8 de março de 2010

Arno Breker - O Michelangelo do século XX


Arno Breker?
Quem é Arno Breker?

Embora seja um dos representantes mais importantes das artes plásticas do século XX, é um desconhecido tanto para as academias de arte como para o público em geral. Tendo vivido numa época de profundas mudanças políticas, revoluções e guerras (1900 - 1991) na Alemanha, teve que assistir à destruição quase completa de sua obra, composta de centenas de esculturas (em grande parte de dimensão colossal), e sofrer perseguição política até a sua morte. 

 


 Um artista inato

Arno Breker nasceu na Alemanha, na cidade de  Elberfeld, no dia 19 de julho de 1900. Nasce junto com o século XX um artista dotado de sensibilidade e habilidade técnica capazes de transformar a pedra, a argila, a cera, a plasticina e o bronze em expressivas figuras humanas que nos transportam a uma dimensão elevada da arte e que conseguem nos emocionar, pois representam estados de espírito que foram magistralmente registrados na matéria pura.
Era o filho mais velho de um escultor de pedras e de monumentos funerários, Arnold Breker e de sua mulher, Luise. Aos 15 anos de idade, ao  conhecer os trabalhos de Rodin, sente o chamado da arte e decide ser escultor. Começa então a familiarizar-se com os instrumentos da escultura no atelier de seu pai e a produzir obras admiráveis. Encontrou sua melhor expressão na linha da escultura clássica iniciada pelos gregos e também representada por Michelangelo e Rodin.
Em 1925 termina seus estudos na Academia de Arte de Dusseldorf, onde produz suas primeiras obras. Um de seus professores chegou a lhe dizer: “Você sabe mais do que eu; não tenho mais nada a lhe ensinar”. Estudou também arquitetura e chegou a ganhar, nessa área, prêmios significativos em concursos internacionais, mas acabou se dedicando mais à escultura. Aos 27 anos muda-se para Paris, cidade que veio a se tornar o seu segundo lar, onde compra um estúdio e trabalha em contato com inúmeros artistas e escritores que admiram a sua obra. Aos 30 anos já começa a receber encargos oficiais do governo alemão, entrando num período de crescente produtividade e influência.   
Até 1945 ele já tinha produzido esculturas monumentais, algumas com mais de três metros de altura, como Aurora (1925), Torso de David (1927), São Mateo (1927), A imploradora (1929), Moça ajoelhada (1929), Heinrich Heine (1932),  Atleta do Decatlo (1936), Dionysos (1937), Prometeu (1935), A Vitória (1936), A Graça (1939), O Heraldo (1939), O Ferido (1940), O Portador de Antorcha (1940), Eos (1942), Flora (1943), A fidelidade (1943) e outras. Produziu, além disso, majestosos e extensos relevos como Combate e A mensageira da Vitória (que decoraram o Arco do Triunfo em Berlin (1940), Domadores de Cavalos (1940), O Porta-Estandarte (1942), O Sacrifício (1940), A Vingança (1940), Os Camaradas (1941), Appolo e Dafne (1940), Eurídice e Orfeu (1944) e outros; retratos dos principais artistas europeus contemporâneos, que admiravam a sua obra, como os dos escultores Maillot e Despiau, os dos pintores Salvador Dali, Derain e Vlaminck, o do poeta Jean Cocteau, o do escultor Ernst Fuchs e, ainda, os dos compositores Wagner e Lizst, dentre várias outras esculturas e obras arquitetônicas.
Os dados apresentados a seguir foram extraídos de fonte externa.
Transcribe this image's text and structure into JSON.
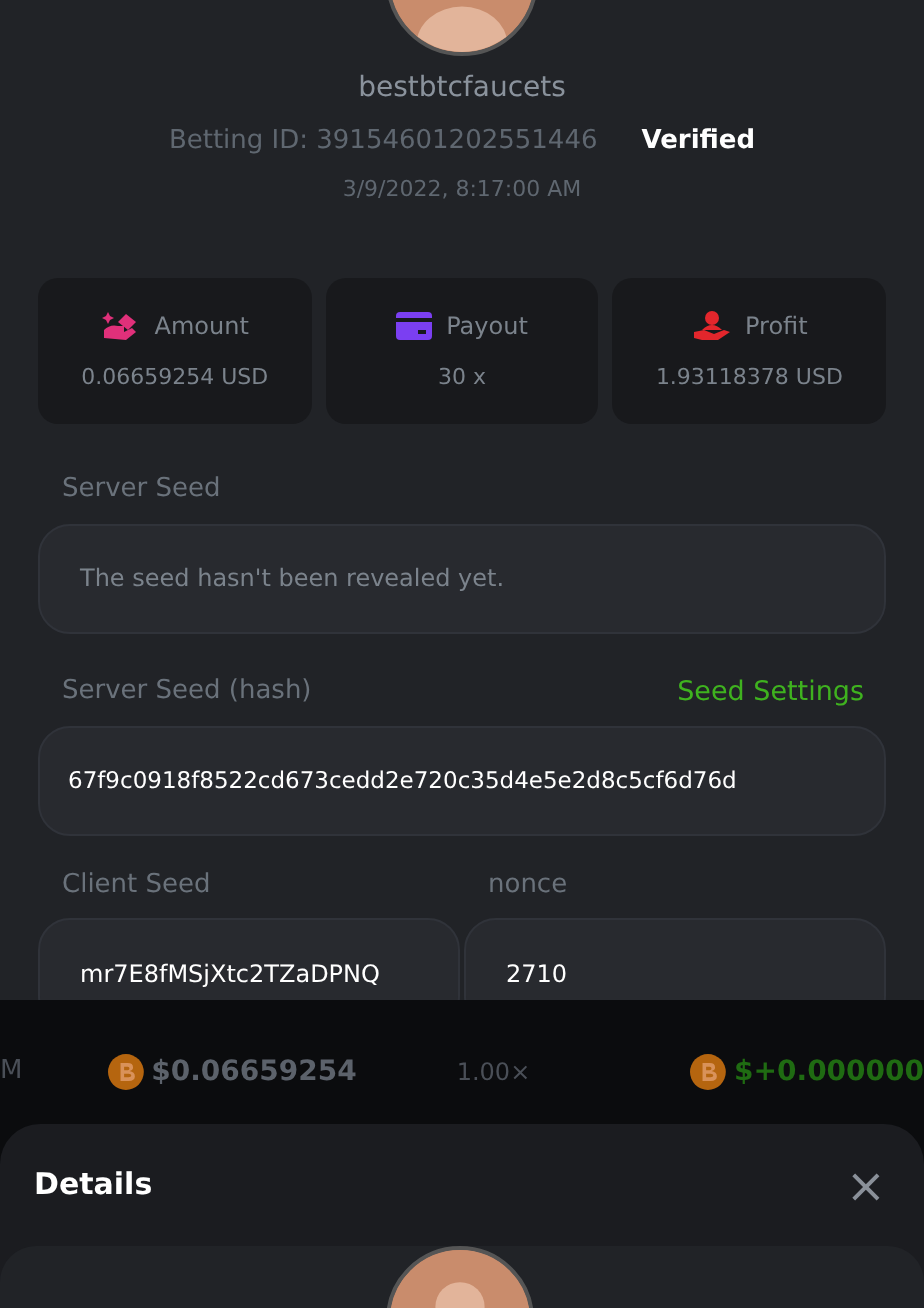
{
  "bet": {
    "username": "bestbtcfaucets",
    "betting_id": "Betting ID: 39154601202551446",
    "status": "Verified",
    "date": "3/9/2022, 8:17:00 AM"
  },
  "stats": [
    {
      "kind": "amount",
      "label": "Amount",
      "value": "0.06659254 USD"
    },
    {
      "kind": "payout",
      "label": "Payout",
      "value": "30 x"
    },
    {
      "kind": "profit",
      "label": "Profit",
      "value": "1.93118378 USD"
    }
  ],
  "server_seed": {
    "label": "Server Seed",
    "message": "The seed hasn't been revealed yet."
  },
  "server_seed_hash": {
    "label": "Server Seed (hash)",
    "link": "Seed Settings",
    "value": "67f9c0918f8522cd673cedd2e720c35d4e5e2d8c5cf6d76d"
  },
  "client_seed": {
    "label": "Client Seed",
    "value": "mr7E8fMSjXtc2TZaDPNQ"
  },
  "nonce": {
    "label": "nonce",
    "value": "2710"
  },
  "background_row": {
    "time": "M",
    "amount": "$0.06659254",
    "multiplier": "1.00×",
    "profit": "$+0.000000"
  },
  "sheet": {
    "title": "Details",
    "close": "×"
  }
}
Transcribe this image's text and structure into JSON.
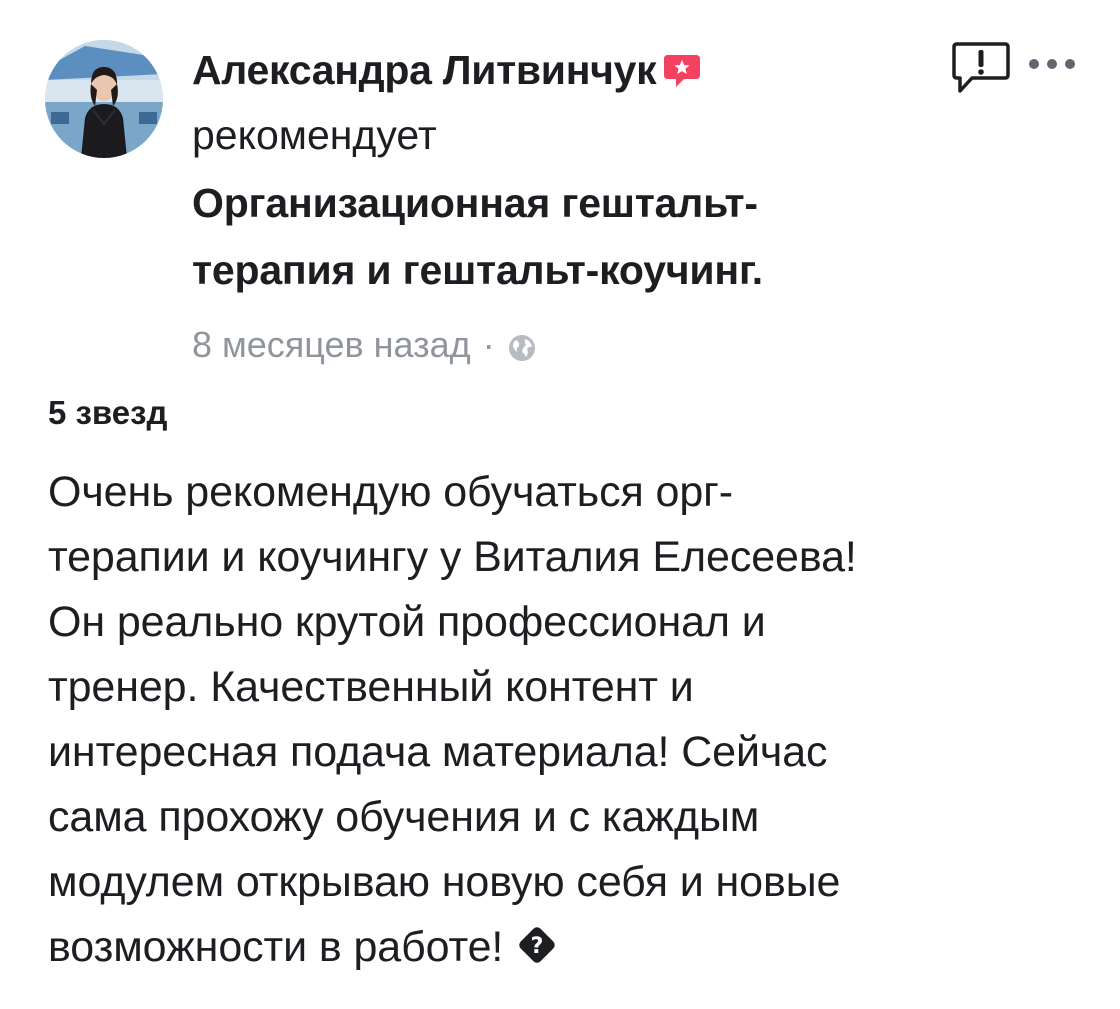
{
  "post": {
    "author": {
      "name": "Александра Литвинчук",
      "avatar_icon": "user-avatar-photo",
      "recommend_icon": "recommendation-badge-icon",
      "recommend_color": "#f3425f"
    },
    "action": "рекомендует",
    "page_name_lines": [
      "Организационная гештальт-",
      "терапия и гештальт-коучинг."
    ],
    "meta": {
      "time": "8 месяцев назад",
      "separator": "·",
      "privacy_icon": "globe-icon"
    },
    "header_actions": {
      "report_icon": "report-icon",
      "more_icon": "more-options-icon"
    },
    "rating": "5 звезд",
    "review_lines": [
      "Очень рекомендую обучаться орг-",
      "терапии и коучингу у Виталия Елесеева!",
      "Он реально крутой профессионал и",
      "тренер. Качественный контент и",
      "интересная подача материала! Сейчас",
      "сама прохожу обучения и с каждым",
      "модулем открываю новую себя и новые",
      "возможности в работе!"
    ],
    "review_end_icon": "diamond-emoji-icon",
    "colors": {
      "text": "#1c1e21",
      "meta": "#90949c",
      "background": "#ffffff"
    }
  }
}
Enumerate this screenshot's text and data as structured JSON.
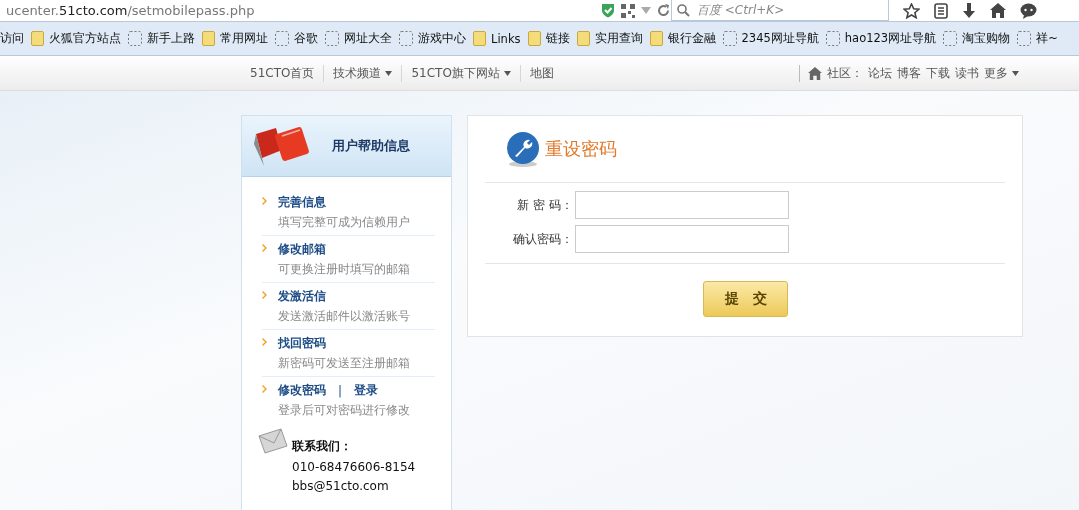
{
  "browser": {
    "url_host": "ucenter.",
    "url_domain": "51cto.com",
    "url_path": "/setmobilepass.php",
    "search": {
      "placeholder": "百度 <Ctrl+K>"
    }
  },
  "bookmarks": [
    {
      "label": "访问",
      "kind": "plain"
    },
    {
      "label": "火狐官方站点",
      "kind": "folder"
    },
    {
      "label": "新手上路",
      "kind": "page"
    },
    {
      "label": "常用网址",
      "kind": "folder"
    },
    {
      "label": "谷歌",
      "kind": "page"
    },
    {
      "label": "网址大全",
      "kind": "page"
    },
    {
      "label": "游戏中心",
      "kind": "page"
    },
    {
      "label": "Links",
      "kind": "folder"
    },
    {
      "label": "链接",
      "kind": "folder"
    },
    {
      "label": "实用查询",
      "kind": "folder"
    },
    {
      "label": "银行金融",
      "kind": "folder"
    },
    {
      "label": "2345网址导航",
      "kind": "page"
    },
    {
      "label": "hao123网址导航",
      "kind": "page"
    },
    {
      "label": "淘宝购物",
      "kind": "page"
    },
    {
      "label": "祥~",
      "kind": "page"
    }
  ],
  "site_nav": {
    "links": [
      {
        "label": "51CTO首页",
        "dropdown": false
      },
      {
        "label": "技术频道",
        "dropdown": true
      },
      {
        "label": "51CTO旗下网站",
        "dropdown": true
      },
      {
        "label": "地图",
        "dropdown": false
      }
    ],
    "community_label": "社区：",
    "community_links": [
      "论坛",
      "博客",
      "下载",
      "读书"
    ],
    "more": "更多"
  },
  "sidebar": {
    "title": "用户帮助信息",
    "items": [
      {
        "links": [
          "完善信息"
        ],
        "desc": "填写完整可成为信赖用户"
      },
      {
        "links": [
          "修改邮箱"
        ],
        "desc": "可更换注册时填写的邮箱"
      },
      {
        "links": [
          "发激活信"
        ],
        "desc": "发送激活邮件以激活账号"
      },
      {
        "links": [
          "找回密码"
        ],
        "desc": "新密码可发送至注册邮箱"
      },
      {
        "links": [
          "修改密码",
          "登录"
        ],
        "separator": "|",
        "desc": "登录后可对密码进行修改"
      }
    ],
    "contact": {
      "title": "联系我们：",
      "phone": "010-68476606-8154",
      "email": "bbs@51cto.com"
    }
  },
  "form": {
    "title": "重设密码",
    "fields": [
      {
        "label": "新 密 码："
      },
      {
        "label": "确认密码："
      }
    ],
    "submit": "提　交"
  }
}
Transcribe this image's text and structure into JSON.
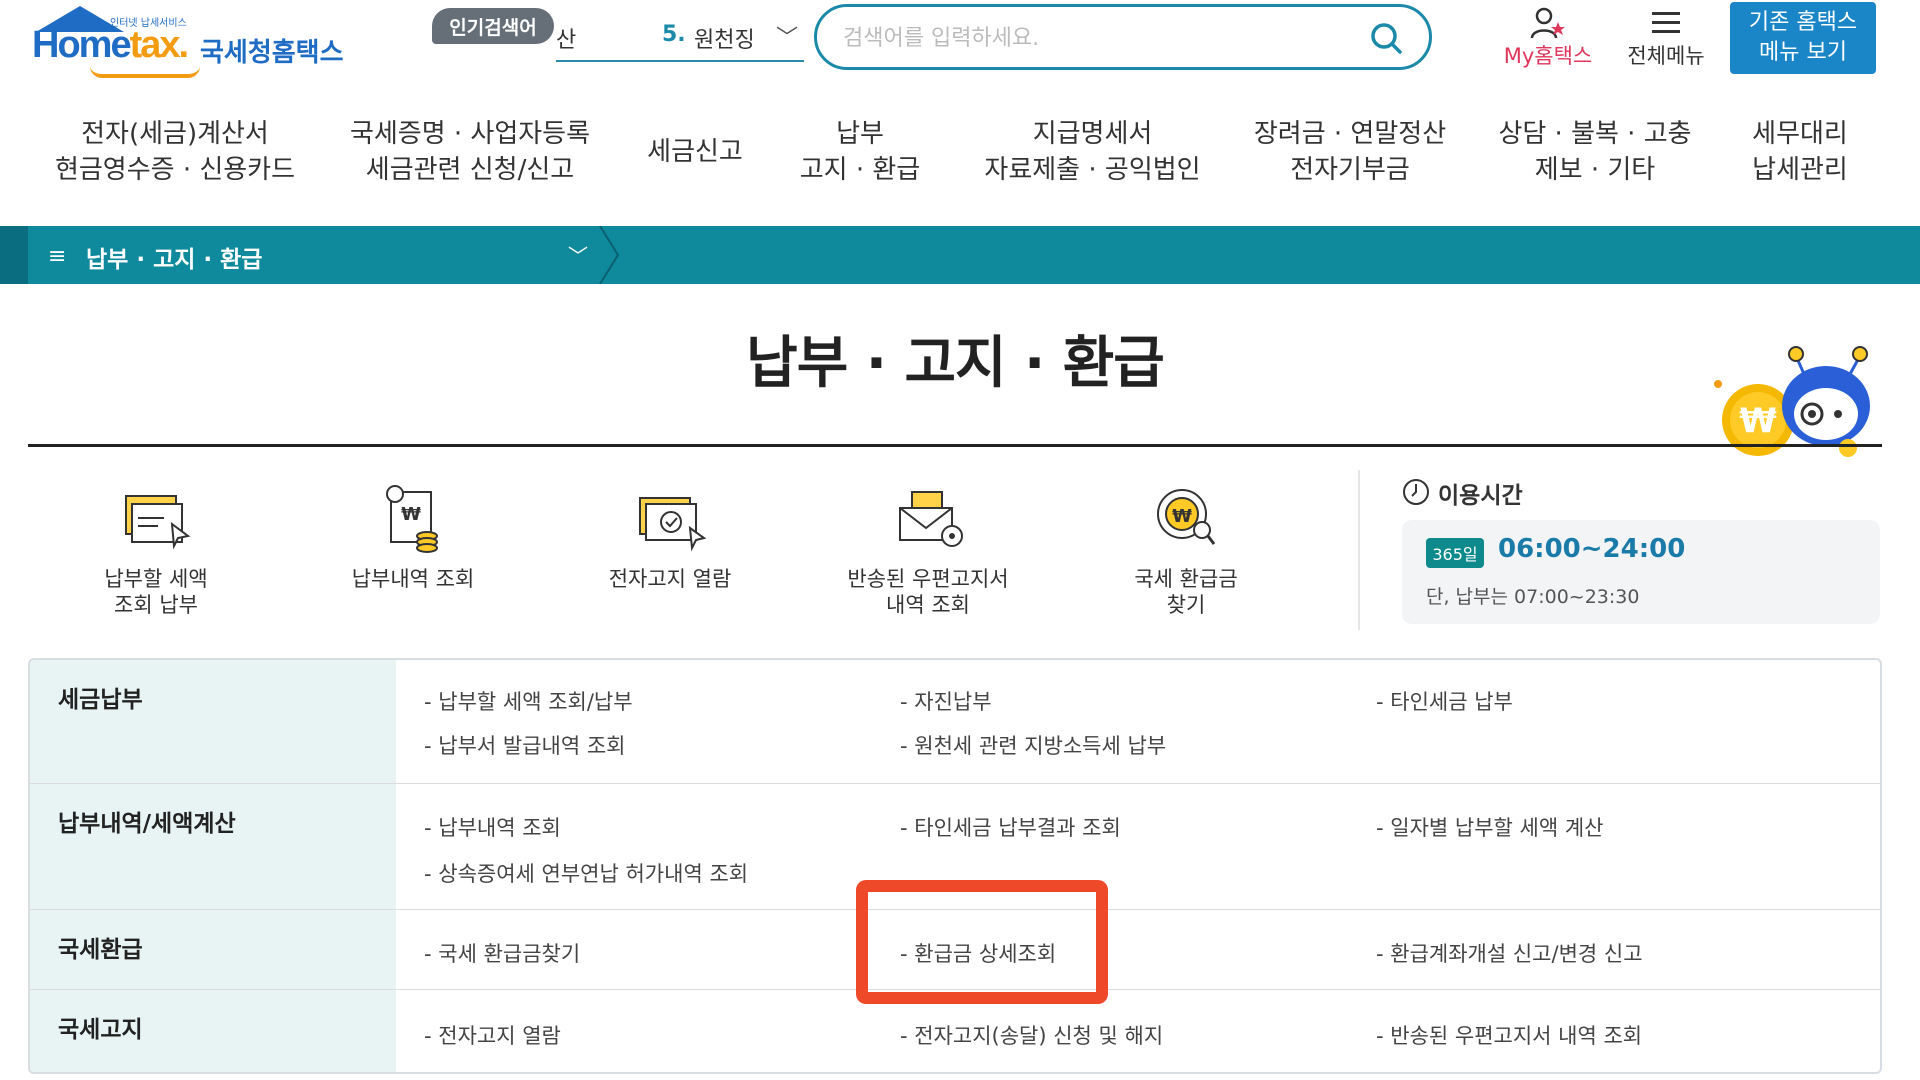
{
  "header": {
    "logo": {
      "main_prefix": "Home",
      "main_suffix": "tax",
      "dot": ".",
      "small": "인터넷 납세서비스",
      "korean": "국세청홈택스"
    },
    "popular": {
      "badge": "인기검색어",
      "left_fragment": "산",
      "rank": "5.",
      "term": "원천징"
    },
    "search": {
      "placeholder": "검색어를 입력하세요."
    },
    "my_hometax": "My홈택스",
    "all_menu": "전체메뉴",
    "old_menu": {
      "line1": "기존 홈택스",
      "line2": "메뉴 보기"
    }
  },
  "nav": [
    {
      "line1": "전자(세금)계산서",
      "line2": "현금영수증 · 신용카드"
    },
    {
      "line1": "국세증명 · 사업자등록",
      "line2": "세금관련 신청/신고"
    },
    {
      "line1": "세금신고",
      "line2": ""
    },
    {
      "line1": "납부",
      "line2": "고지 · 환급"
    },
    {
      "line1": "지급명세서",
      "line2": "자료제출 · 공익법인"
    },
    {
      "line1": "장려금 · 연말정산",
      "line2": "전자기부금"
    },
    {
      "line1": "상담 · 불복 · 고충",
      "line2": "제보 · 기타"
    },
    {
      "line1": "세무대리",
      "line2": "납세관리"
    }
  ],
  "breadcrumb": {
    "label": "납부 · 고지 · 환급"
  },
  "page_title": "납부 · 고지 · 환급",
  "quick_links": [
    {
      "line1": "납부할 세액",
      "line2": "조회 납부",
      "icon": "tax-payment-icon"
    },
    {
      "line1": "납부내역 조회",
      "line2": "",
      "icon": "payment-history-icon"
    },
    {
      "line1": "전자고지 열람",
      "line2": "",
      "icon": "e-notice-icon"
    },
    {
      "line1": "반송된 우편고지서",
      "line2": "내역 조회",
      "icon": "returned-mail-icon"
    },
    {
      "line1": "국세 환급금",
      "line2": "찾기",
      "icon": "refund-search-icon"
    }
  ],
  "hours": {
    "title": "이용시간",
    "badge": "365일",
    "time": "06:00~24:00",
    "note": "단, 납부는 07:00~23:30"
  },
  "menu_rows": [
    {
      "head": "세금납부",
      "links": [
        "- 납부할 세액 조회/납부",
        "- 자진납부",
        "- 타인세금 납부",
        "- 납부서 발급내역 조회",
        "- 원천세 관련 지방소득세 납부"
      ]
    },
    {
      "head": "납부내역/세액계산",
      "links": [
        "- 납부내역 조회",
        "- 타인세금 납부결과 조회",
        "- 일자별 납부할 세액 계산",
        "- 상속증여세 연부연납 허가내역 조회"
      ]
    },
    {
      "head": "국세환급",
      "links": [
        "- 국세 환급금찾기",
        "- 환급금 상세조회",
        "- 환급계좌개설 신고/변경 신고"
      ]
    },
    {
      "head": "국세고지",
      "links": [
        "- 전자고지 열람",
        "- 전자고지(송달) 신청 및 해지",
        "- 반송된 우편고지서 내역 조회"
      ]
    }
  ],
  "colors": {
    "brand_blue": "#1f6cc4",
    "teal_bar": "#0f8a9c",
    "highlight": "#ee4a2a"
  }
}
Preconceito e perseguição        
                                                 
Porém, nesse mesmo ano de 1945, as tropas aliadas transformam em montanhas de estátuas quebradas oitenta por cento do trabalho tanto escultural como arquitetônico de Arno Breker, alegando que muitas de suas obras haviam sido encomendadas pelo governo nacional socialista alemão. Imperturbável, o artista nunca negou nem o que ele viveu nem o que criou, não parando de proclamar seu ideal artístico: “Eu sempre celebrei o homem, jamais uma ideologia. Sou o escultor do homem, da tripla criação: corpo, mente e espírito”. E, com efeito, basta contemplar a sua obra para constatar a verdade de suas palavras: o apelo à vida, à beleza, à pureza e à espiritualidade presente em cada trabalho seu provoca em qualquer pessoa o sentimento da vergonha pela existência da guerra e da violência.
O escultor começou então, a partir de 1945, a viver uma etapa difícil, de preconceito e perseguição. Até 1959 ele se dedica mais à arquitetura, participando da reconstrução das cidades de Munique, Colônia, Hagen, Essen e Düsseldorf,  voltando a viver, durante esse período, na Alemanha. Também produz algumas esculturas abstratas. Em 1958 casa-se com Charlotte Kluge, com quem tem duas filhas. Em 1960 instala-se de novo em Paris e se dedica uma vez mais à escultura, retornando ao brilho social de antes da guerra. Mas só a partir de 1975, após trinta anos de rejeição, é que ele começa a ser reconhecido novamente por algumas mentes mais lúcidas, que perceberam a injustiça cometida. Contribuiu para isso um certo enfado sentido pelo público e pela comunidade artística em relação à chamada “arte abstrata”, que carece de imagens definidas e representativas da força e da beleza do homem.
Durante esses trinta anos marcados pelo esquecimento e pelo preconceito, que acabaram privando o artista de obter recursos para produzir obras de grande porte, tal como anteriormente fizera, ele continuou trabalhando em retratos e esculturas que demandassem um investimento pequeno de material, e assim prosseguiu até o final de sua vida, em 1991, quando já havia um crescente reconhecimento internacional pela sua extensa e admirável obra.



O estilo imortal

Toda a produção artística de Breker é consagrada à beleza, valor supremo para Nietzsche, seguindo nesse sentido o caminho traçado pelos mestres da arte européia, os gregos Phídias e Praxísteles, o florentino Michelangelo, os franceses Daumier e Carpeaux (que exerceu uma profunda influência sobre ele) e Rodin. À imagem dos mestres das letras da Renascença, ele reivindica a herança grega, cadinho onde se forjou a estética européia. A Grécia e suas lendas serão os temas mais recorrentes em sua obra.
Enquanto centenas de artistas no mundo inteiro estavam presos a condicionamentos econômicos e modas passageiras, cultivando uma arte abstrata, geralmente vazia ou resultante das tendências mais obscuras do ser humano, Arno Breker conseguiu quebrar essas cadeias e transmitir o seu conceito idealista e poético do mundo através de suas esculturas. “A revelação da essência humana”, afirmou ele, “razão de ser do retrato, não e realizável se não for por intermédio do artista executante... É na penetração espiritual recíproca entre o escultor e o seu modelo que se encontra o verdadeiro impulso criador, o que anima as autênticas mensagens”.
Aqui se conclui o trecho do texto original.